II. Abdülhamit'in kızı Ayşe Sultan, annesi Müşfika Hanım'la paylaştığı konakta 1961'de hayatını kaybediyor. Osmanlı İmpatarloğu'nun son dönemine bire bir şahit olan Ayşe Sultan'ın Yıldız Sarayı'nda başlayan hayatı, babası Sultan Abdülhamit 'in tahttan indirilmesiyle, Selanik Alâtini Köşkü'ne uzanan bir sürgün hayatına dönüyor. Dokuz ay ailesiyle Selanik'te kalan genç sultan evlenmek üzere İstanbul'a dönüyor. İmparatorluk son dönemlerini yaşamaktadır, çalkantılı günlerdir...

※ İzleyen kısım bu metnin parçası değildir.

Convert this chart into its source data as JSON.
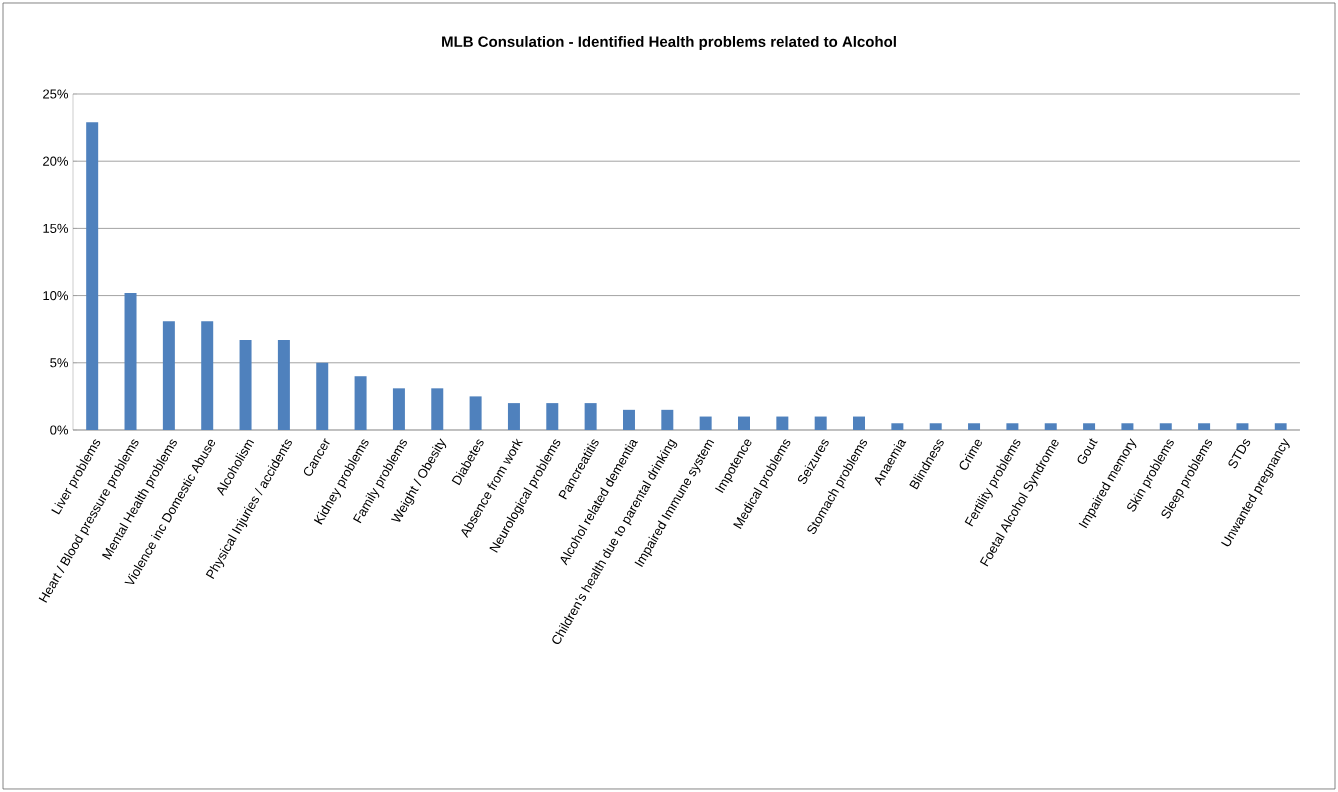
{
  "chart_data": {
    "type": "bar",
    "title": "MLB Consulation - Identified Health problems related to Alcohol",
    "categories": [
      "Liver problems",
      "Heart / Blood pressure problems",
      "Mental Health problems",
      "Violence inc Domestic Abuse",
      "Alcoholism",
      "Physical Injuries / accidents",
      "Cancer",
      "Kidney problems",
      "Family problems",
      "Weight / Obesity",
      "Diabetes",
      "Absence from work",
      "Neurological problems",
      "Pancreatitis",
      "Alcohol related dementia",
      "Children's health due to parental drinking",
      "Impaired Immune system",
      "Impotence",
      "Medical problems",
      "Seizures",
      "Stomach problems",
      "Anaemia",
      "Blindness",
      "Crime",
      "Fertility problems",
      "Foetal Alcohol Syndrome",
      "Gout",
      "Impaired memory",
      "Skin problems",
      "Sleep problems",
      "STDs",
      "Unwanted pregnancy"
    ],
    "values": [
      22.9,
      10.2,
      8.1,
      8.1,
      6.7,
      6.7,
      5.0,
      4.0,
      3.1,
      3.1,
      2.5,
      2.0,
      2.0,
      2.0,
      1.5,
      1.5,
      1.0,
      1.0,
      1.0,
      1.0,
      1.0,
      0.5,
      0.5,
      0.5,
      0.5,
      0.5,
      0.5,
      0.5,
      0.5,
      0.5,
      0.5,
      0.5
    ],
    "color": "#4f81bd",
    "ylim": [
      0,
      25
    ],
    "yticks": [
      {
        "value": 0,
        "label": "0%"
      },
      {
        "value": 5,
        "label": "5%"
      },
      {
        "value": 10,
        "label": "10%"
      },
      {
        "value": 15,
        "label": "15%"
      },
      {
        "value": 20,
        "label": "20%"
      },
      {
        "value": 25,
        "label": "25%"
      }
    ],
    "grid": "y"
  }
}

I. Dünya Savaşı çıkınca yeni yönetim Sultan Abdülhamit ve beraberindekilerin İstanbul'a dönmesini daha uygun bulur. Bu arada tüm dünya ile birlikte Osmanlı da sallanmaktadır, bu süreç Türkiye Cumhuriyeti'nin kuruluşuna kadar böyle devam eder. Bu kez tüm Osmanlı Hanedanı sürgüne gönderilir; her bir ferdi dünyanın bir başka köşesine dağılır. Çıkan aflarla bir kısmı geri döner. Ayşe Sultan 1953'te, oğlu Nami Bey ve ailesi ise 1974'te yerleşir Türkiye'ye. Ailesi geri döndüğünde Ayşe Hanım çoktan hakkın rahmetine kavuşmuştur.
İşte Ayşe Adile Nami Osmanoğlu Fars, Abdülhamit Han'ın torunu Ayşe Sultan'ın kızı... Kendisi ressam... Hayatı Fransa'da geçmiş. Uzunca bir süredir Tarsus'ta eşiyle birlikte bir çiftlikte yaşıyor.

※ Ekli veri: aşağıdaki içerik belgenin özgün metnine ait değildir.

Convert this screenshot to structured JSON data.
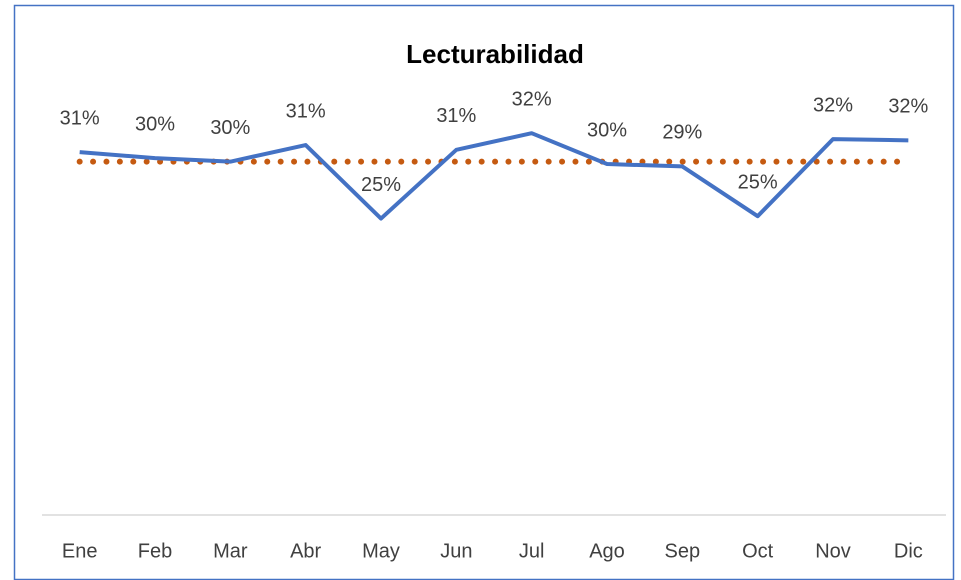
{
  "chart_data": {
    "type": "line",
    "title": "Lecturabilidad",
    "categories": [
      "Ene",
      "Feb",
      "Mar",
      "Abr",
      "May",
      "Jun",
      "Jul",
      "Ago",
      "Sep",
      "Oct",
      "Nov",
      "Dic"
    ],
    "series": [
      {
        "color": "#4472c4",
        "line_style": "solid",
        "values": [
          30.6,
          30.1,
          29.8,
          31.2,
          25.0,
          30.8,
          32.2,
          29.6,
          29.4,
          25.2,
          31.7,
          31.6
        ],
        "value_labels": [
          "31%",
          "30%",
          "30%",
          "31%",
          "25%",
          "31%",
          "32%",
          "30%",
          "29%",
          "25%",
          "32%",
          "32%"
        ]
      },
      {
        "color": "#c55a11",
        "line_style": "dotted",
        "values": [
          29.8,
          29.8,
          29.8,
          29.8,
          29.8,
          29.8,
          29.8,
          29.8,
          29.8,
          29.8,
          29.8,
          29.8
        ]
      }
    ],
    "ylim": [
      0,
      35
    ]
  }
}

Adile Hanım, son olarak Osmanlı padişahlarını resmettiği bir sergi açmıştı. Aradan yıllar geçti. Bu kez çağdaş sanatta karar kılmış. 28 Şubat'a kadar, Gördüğüm Gibi adlı kişisel sergisi Maslak Sun Plaza'da Gama Sanat Galerisi'nde görülebilecek. Sanatçı bu kez eserlerinde çimento, tutkal gibi farklı malzemelerin yanı sıra akrilik ve yağlı boya kullanmış.
RESİM GENETİK BİR MİRAS
Adile Hanım Tunus doğumlu. Sonrasında uzun yıllar Fransa'da yaşamış: "1974'de babam Türkiye'ye dönüş yapmak istedi. Ben 17 yaşımdayken Türkiye'ye döndük ve İstanbul'da yaşamaya başladık ailece."

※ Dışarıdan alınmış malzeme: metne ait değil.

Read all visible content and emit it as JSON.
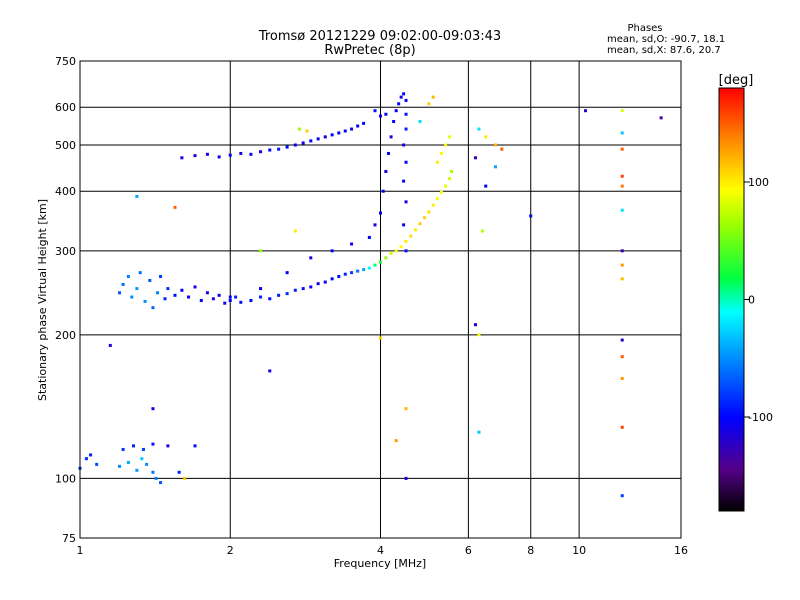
{
  "header": {
    "title": "Tromsø 20121229 09:02:00-09:03:43",
    "subtitle": "RwPretec (8p)",
    "phase_heading": "Phases",
    "phase_o": "mean, sd,O: -90.7, 18.1",
    "phase_x": "mean, sd,X:  87.6, 20.7"
  },
  "colorbar": {
    "unit": "[deg]",
    "range": [
      -180,
      180
    ],
    "ticks": [
      {
        "value": 100,
        "label": "100"
      },
      {
        "value": 0,
        "label": "0"
      },
      {
        "value": -100,
        "label": "-100"
      }
    ]
  },
  "chart_data": {
    "type": "scatter",
    "title": "Tromsø 20121229 09:02:00-09:03:43",
    "subtitle": "RwPretec (8p)",
    "xlabel": "Frequency [MHz]",
    "ylabel": "Stationary phase Virtual Height [km]",
    "x_scale": "log",
    "y_scale": "log",
    "xlim": [
      1,
      16
    ],
    "ylim": [
      75,
      750
    ],
    "grid": true,
    "x_ticks": [
      {
        "value": 1,
        "label": "1"
      },
      {
        "value": 2,
        "label": "2"
      },
      {
        "value": 4,
        "label": "4"
      },
      {
        "value": 6,
        "label": "6"
      },
      {
        "value": 8,
        "label": "8"
      },
      {
        "value": 10,
        "label": "10"
      },
      {
        "value": 16,
        "label": "16"
      }
    ],
    "y_ticks": [
      {
        "value": 75,
        "label": "75"
      },
      {
        "value": 100,
        "label": "100"
      },
      {
        "value": 200,
        "label": "200"
      },
      {
        "value": 300,
        "label": "300"
      },
      {
        "value": 400,
        "label": "400"
      },
      {
        "value": 500,
        "label": "500"
      },
      {
        "value": 600,
        "label": "600"
      },
      {
        "value": 750,
        "label": "750"
      }
    ],
    "color_variable": "phase [deg]",
    "points": [
      [
        1.0,
        105,
        -80
      ],
      [
        1.03,
        110,
        -85
      ],
      [
        1.05,
        112,
        -90
      ],
      [
        1.08,
        107,
        -75
      ],
      [
        1.2,
        106,
        -50
      ],
      [
        1.25,
        108,
        -40
      ],
      [
        1.3,
        104,
        -45
      ],
      [
        1.33,
        110,
        -30
      ],
      [
        1.36,
        107,
        -50
      ],
      [
        1.4,
        103,
        -60
      ],
      [
        1.42,
        100,
        -55
      ],
      [
        1.45,
        98,
        -70
      ],
      [
        1.22,
        115,
        -85
      ],
      [
        1.28,
        117,
        -90
      ],
      [
        1.34,
        115,
        -80
      ],
      [
        1.4,
        118,
        -95
      ],
      [
        1.5,
        117,
        -110
      ],
      [
        1.58,
        103,
        -90
      ],
      [
        1.62,
        100,
        115
      ],
      [
        1.7,
        117,
        -95
      ],
      [
        1.15,
        190,
        -120
      ],
      [
        1.4,
        140,
        -110
      ],
      [
        1.3,
        390,
        -40
      ],
      [
        1.55,
        370,
        150
      ],
      [
        1.2,
        245,
        -70
      ],
      [
        1.22,
        255,
        -60
      ],
      [
        1.25,
        265,
        -55
      ],
      [
        1.27,
        240,
        -50
      ],
      [
        1.3,
        250,
        -45
      ],
      [
        1.32,
        270,
        -60
      ],
      [
        1.35,
        235,
        -50
      ],
      [
        1.38,
        260,
        -70
      ],
      [
        1.4,
        228,
        -65
      ],
      [
        1.43,
        245,
        -55
      ],
      [
        1.45,
        265,
        -80
      ],
      [
        1.48,
        238,
        -90
      ],
      [
        1.5,
        250,
        -85
      ],
      [
        1.55,
        242,
        -95
      ],
      [
        1.6,
        248,
        -100
      ],
      [
        1.65,
        240,
        -105
      ],
      [
        1.7,
        252,
        -110
      ],
      [
        1.75,
        236,
        -100
      ],
      [
        1.8,
        245,
        -110
      ],
      [
        1.85,
        238,
        -115
      ],
      [
        1.9,
        242,
        -105
      ],
      [
        1.95,
        233,
        -110
      ],
      [
        2.0,
        236,
        -100
      ],
      [
        2.05,
        240,
        -90
      ],
      [
        2.1,
        234,
        -95
      ],
      [
        2.2,
        236,
        -100
      ],
      [
        2.3,
        240,
        -90
      ],
      [
        2.4,
        238,
        -95
      ],
      [
        2.5,
        242,
        -90
      ],
      [
        2.6,
        244,
        -85
      ],
      [
        2.7,
        248,
        -90
      ],
      [
        2.8,
        250,
        -95
      ],
      [
        2.9,
        252,
        -105
      ],
      [
        3.0,
        256,
        -110
      ],
      [
        3.1,
        258,
        -105
      ],
      [
        3.2,
        262,
        -100
      ],
      [
        3.3,
        265,
        -95
      ],
      [
        3.4,
        268,
        -90
      ],
      [
        3.5,
        270,
        -80
      ],
      [
        3.6,
        272,
        -60
      ],
      [
        3.7,
        274,
        -40
      ],
      [
        3.8,
        276,
        -10
      ],
      [
        3.9,
        280,
        10
      ],
      [
        4.0,
        284,
        30
      ],
      [
        4.1,
        290,
        60
      ],
      [
        4.2,
        296,
        80
      ],
      [
        4.3,
        300,
        90
      ],
      [
        4.4,
        306,
        95
      ],
      [
        4.5,
        314,
        100
      ],
      [
        4.6,
        322,
        105
      ],
      [
        4.7,
        332,
        100
      ],
      [
        4.8,
        342,
        110
      ],
      [
        4.9,
        352,
        110
      ],
      [
        5.0,
        362,
        105
      ],
      [
        5.1,
        374,
        100
      ],
      [
        5.2,
        386,
        95
      ],
      [
        5.3,
        398,
        90
      ],
      [
        5.4,
        410,
        85
      ],
      [
        5.5,
        425,
        80
      ],
      [
        5.55,
        440,
        70
      ],
      [
        5.2,
        460,
        100
      ],
      [
        5.3,
        480,
        95
      ],
      [
        5.4,
        500,
        90
      ],
      [
        5.5,
        520,
        85
      ],
      [
        5.0,
        610,
        110
      ],
      [
        5.1,
        630,
        120
      ],
      [
        4.8,
        560,
        -20
      ],
      [
        2.0,
        240,
        -110
      ],
      [
        2.3,
        250,
        -105
      ],
      [
        2.6,
        270,
        -100
      ],
      [
        2.9,
        290,
        -110
      ],
      [
        3.2,
        300,
        -105
      ],
      [
        3.5,
        310,
        -110
      ],
      [
        3.8,
        320,
        -100
      ],
      [
        3.9,
        340,
        -110
      ],
      [
        4.0,
        360,
        -105
      ],
      [
        4.05,
        400,
        -100
      ],
      [
        4.1,
        440,
        -110
      ],
      [
        4.15,
        480,
        -105
      ],
      [
        4.2,
        520,
        -110
      ],
      [
        4.25,
        560,
        -100
      ],
      [
        4.3,
        590,
        -105
      ],
      [
        4.35,
        610,
        -100
      ],
      [
        4.4,
        630,
        -110
      ],
      [
        4.45,
        640,
        -105
      ],
      [
        4.5,
        620,
        -100
      ],
      [
        4.5,
        580,
        -95
      ],
      [
        4.5,
        540,
        -90
      ],
      [
        4.45,
        500,
        -110
      ],
      [
        4.5,
        460,
        -100
      ],
      [
        4.45,
        420,
        -105
      ],
      [
        4.5,
        380,
        -110
      ],
      [
        4.45,
        340,
        -100
      ],
      [
        4.5,
        300,
        -95
      ],
      [
        1.6,
        470,
        -110
      ],
      [
        1.7,
        475,
        -115
      ],
      [
        1.8,
        478,
        -110
      ],
      [
        1.9,
        472,
        -105
      ],
      [
        2.0,
        476,
        -100
      ],
      [
        2.1,
        480,
        -110
      ],
      [
        2.2,
        478,
        -105
      ],
      [
        2.3,
        484,
        -110
      ],
      [
        2.4,
        488,
        -100
      ],
      [
        2.5,
        490,
        -95
      ],
      [
        2.6,
        495,
        -100
      ],
      [
        2.7,
        500,
        -105
      ],
      [
        2.8,
        505,
        -110
      ],
      [
        2.9,
        510,
        -100
      ],
      [
        3.0,
        515,
        -105
      ],
      [
        3.1,
        520,
        -110
      ],
      [
        3.2,
        525,
        -100
      ],
      [
        3.3,
        530,
        -105
      ],
      [
        3.4,
        535,
        -100
      ],
      [
        3.5,
        540,
        -110
      ],
      [
        3.6,
        548,
        -105
      ],
      [
        3.7,
        555,
        -100
      ],
      [
        2.85,
        535,
        110
      ],
      [
        2.75,
        540,
        60
      ],
      [
        4.1,
        580,
        -105
      ],
      [
        4.0,
        575,
        -110
      ],
      [
        3.9,
        590,
        -95
      ],
      [
        6.3,
        540,
        -20
      ],
      [
        6.5,
        520,
        100
      ],
      [
        6.8,
        500,
        120
      ],
      [
        7.0,
        490,
        150
      ],
      [
        6.5,
        410,
        -100
      ],
      [
        6.8,
        450,
        -40
      ],
      [
        6.2,
        470,
        -130
      ],
      [
        8.0,
        355,
        -100
      ],
      [
        6.4,
        330,
        70
      ],
      [
        6.2,
        210,
        -110
      ],
      [
        6.3,
        200,
        90
      ],
      [
        6.3,
        125,
        -30
      ],
      [
        4.0,
        197,
        110
      ],
      [
        4.5,
        140,
        120
      ],
      [
        4.3,
        120,
        130
      ],
      [
        4.5,
        100,
        -110
      ],
      [
        2.4,
        168,
        -110
      ],
      [
        2.7,
        330,
        100
      ],
      [
        2.3,
        300,
        60
      ],
      [
        10.3,
        590,
        -120
      ],
      [
        12.2,
        590,
        80
      ],
      [
        12.2,
        530,
        -30
      ],
      [
        12.2,
        490,
        150
      ],
      [
        12.2,
        430,
        160
      ],
      [
        12.2,
        410,
        140
      ],
      [
        12.2,
        365,
        -20
      ],
      [
        12.2,
        300,
        -130
      ],
      [
        12.2,
        280,
        130
      ],
      [
        12.2,
        262,
        120
      ],
      [
        12.2,
        195,
        -120
      ],
      [
        12.2,
        180,
        150
      ],
      [
        12.2,
        162,
        130
      ],
      [
        12.2,
        128,
        160
      ],
      [
        12.2,
        92,
        -80
      ],
      [
        14.6,
        570,
        -140
      ]
    ]
  }
}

Resmin aileden bir genetik bir miras olduğunu söylüyor Adile Hanım: "Babaannem Ayşe Sultan'ın birçok minyatür çalışmaları var. Babam Sultanzade Osman Nami Osmanoğlu çok iyi bir ressamdı. Yaklaşık 350 tablosu bulunuyor ancak Türkiye'de çok küçük bir kesim tarafından ressam olarak biliniyor. Amcalarımda da resim yeteneği vardı. Kız kardeşim Dorothee Gülnur da resim konusunda çok kabiliyetlidir. Bir de ailemizin en miniklerinden dört yaşındaki torunum Anna Su oldukça kabiliyetli. Osmanlı ailesinin en bilinen ressamı ise Sultan Abdülaziz'dir... Bu sergi bugüne kadar açtığım üçüncü sergim. Önceki sergilerimden birisi Çağdaş Gözde Mirasımıza Bakış, diğeri ise Bu Gözler Kimin adlı 36 Osmanlı sultanını resmettiğim sergilerdi. Şimdiki sergim ise, tamamen ayrı çağdaş sanat eserlerinden oluşan tablolar. İçimden geldiği gibi yaşadığım, hissettiğim, düşündüğüm her şeyi tablolara aktardım. Maddi, manevi tüm yaşantımın kendi içinde analizi."